By: Christina Kunec, PsyD
The primary signs to look for initially are loss of consciousness, periods of amnesia, and disorientation or confusion. Signs that warrant a trip to the ED include a headache that continues to worsen, being very drowsy and unable to be awakened, not recognizing people or places, seizures, repeated vomiting, increasing confusion, unusual behavioral changes, slurred speech, weakness or numbness in arms or legs. These symptoms need to be examined by a physician as soon as possible to rule out more serious underlying pathology.
In general, symptoms of concussion cluster into four groups – physical, sleep-related, cognitive, and emotional. Physical symptoms including headache, nausea, dizziness, and light and noise sensitivity. Sleep-related symptoms include drowsiness, difficulty sleeping or sleeping too much. Cognitive or thinking problems are common and may include trouble concentrating, memory problems, and feeling foggy. Some individuals experience emotional symptoms such as feeling irritable, anxious, or sad. It’s normal for symptoms to wax and wane, depending on the environment.

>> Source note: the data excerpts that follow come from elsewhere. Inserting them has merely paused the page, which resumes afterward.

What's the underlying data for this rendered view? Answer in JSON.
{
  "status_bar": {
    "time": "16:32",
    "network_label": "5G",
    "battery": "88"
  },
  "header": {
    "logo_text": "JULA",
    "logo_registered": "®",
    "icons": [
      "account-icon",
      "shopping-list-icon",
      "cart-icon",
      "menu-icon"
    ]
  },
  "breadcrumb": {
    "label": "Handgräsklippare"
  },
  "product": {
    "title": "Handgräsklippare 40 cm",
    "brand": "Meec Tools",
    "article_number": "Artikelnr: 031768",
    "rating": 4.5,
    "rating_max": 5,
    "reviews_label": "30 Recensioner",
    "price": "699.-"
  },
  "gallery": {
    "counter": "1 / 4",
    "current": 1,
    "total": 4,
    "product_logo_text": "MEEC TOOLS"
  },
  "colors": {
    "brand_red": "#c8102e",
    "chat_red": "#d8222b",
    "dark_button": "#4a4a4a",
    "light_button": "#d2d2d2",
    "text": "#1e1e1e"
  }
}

In order to optimize your care if you are suffering from a concussion it is important to seek treatment from professionals who are trained in evaluating concussion. In the beginning, rest - both physical and mental rest is important to give the brain time to heal. However, there are some components of concussion that may need more formal treatments and so going to a program that emphasizes a multidisciplinary approach is crucial. A team approach is important to be able to address the different types of concussion since it is not a homogenous injury.